Figure 8. Signal content of gravity anomaly based on Kaula’s rule of thumb vs. sampling error (by L1-norm and L2-norm as well) according to a sampling rate, \(T\) of 10 km.
The sampling error is estimated by L1-norm and L2-norm using equation (15). The value of the sampling rate has been set to \(T=10km\), and the values of \(N\) were determined by using \(T\) as the independent variable. The resulted curves are shown in Figure 8. The maximal value of \(N\) was 0.5 according to the Nyquist criterion, which is at the distance of 20 km. The \(N=1\) abscissa is displayed on the figure by a vertical dotted line, which refers to the \(T=T=10km\) value. By any mean, signal content below \(T=10km\) appears as noise in the signal, as the corresponding frequencies are overlooked (not sampled) by the \(T=10km\) sampling rate. The omission of the signal content of the short wavelength gravity (i.e. at less than \(10km\) resolution) may particularly be relevant at mountainous regions, where the gravity may change more sharply, the gradients of the gravity are larger. Basically, omission error of the short wavelength gravity is the primer source of 100 mGal large, very localized outliers in Figure 7.

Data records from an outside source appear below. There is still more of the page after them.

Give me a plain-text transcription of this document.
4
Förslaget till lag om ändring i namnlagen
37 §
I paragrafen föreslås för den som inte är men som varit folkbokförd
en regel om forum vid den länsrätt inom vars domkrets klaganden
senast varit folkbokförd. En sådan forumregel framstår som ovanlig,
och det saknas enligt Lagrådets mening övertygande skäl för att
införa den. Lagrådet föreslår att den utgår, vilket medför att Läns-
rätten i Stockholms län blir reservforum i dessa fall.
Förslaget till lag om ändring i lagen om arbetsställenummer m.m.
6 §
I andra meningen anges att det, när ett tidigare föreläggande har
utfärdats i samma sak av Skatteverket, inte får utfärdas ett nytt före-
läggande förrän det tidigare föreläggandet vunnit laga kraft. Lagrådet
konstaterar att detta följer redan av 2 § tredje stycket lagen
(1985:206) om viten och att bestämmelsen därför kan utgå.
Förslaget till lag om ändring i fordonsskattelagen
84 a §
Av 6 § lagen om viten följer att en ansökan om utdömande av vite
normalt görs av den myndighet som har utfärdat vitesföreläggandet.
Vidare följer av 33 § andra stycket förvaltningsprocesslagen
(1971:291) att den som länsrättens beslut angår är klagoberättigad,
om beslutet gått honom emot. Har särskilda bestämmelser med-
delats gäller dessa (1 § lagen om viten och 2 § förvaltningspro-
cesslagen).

Beyond the omission error, the commission error due to the sampling is also large: according to Figure 8, the sampling generated error reaches the signal at 28.1 km (L1-norm) and 26.8 km (L2-norm). A signal is reliable up to that point where its noise content is at least one order of magnitude smaller than the signal content, i.e. the Signal-to-Noise ratio is 10. In the case of Figure 8, this is reached at 73.8 km (L1-norm) and 70.7 km (L2-norm), so any smaller scale gravity information can be gained only quite uncertainly due to the commission error. As in an actual case both the omission and commission errors affect the solution, the gravity field with 10 km sampling may describe properly the gravity field features up to 100 km resolution only.
Summary
Sampling of continuous signals cannot be avoided for practical applications therefore sampling errors are contaminating the knowledge of the continuous signal. In order to check whether the sampling is sufficiently fine for a certain application, a simple test on the sampling rate can be performed. In this study, analytic formulation for L1-norm sampling error estimate of a periodic signal has been delivered in a closed form. Also, the L2-norm error estimate has been derived making use of a symbolic programming module of Matlab, which has not been presented here but applied for the tests. According to the results, the 5%, 1% and 0.1% errors can be reached by N=0.177, 0.078 and 0.025, equivalent to 6, 13 and 41 samples per period, respectively.
As an example, GRACE-borne gravity anomaly time series are analysed for the region of the Amazonas basin. It was found that the unmodelled non-periodic components and observation errors can be handled independently from the annual component, and that the annual component can be described by an error of 2.49% of the signal content due to the sampling and an error of 1.15% of the signal content due to the averaging.
As a spatial example, the case of the Hungarian gravity network is analysed. With stations located about 10 km distance from each other, both omission and commission errors were found to be relevant. Fine features of the gravity field are largely contaminated by the omission of the gravity signal over less than 10 km scales, resulting in huge, local peaks in the gravity anomaly error map in Figure 6. Commission error was found to be relevant up to a resolution of approximately 70 km. As in an actual case both the omission and commission errors affect the solution, the gravity field with 10 km sampling may describe properly the gravity field features up to 100 km resolution only. For reducing the spatial resolution, the sampling density should be increased further.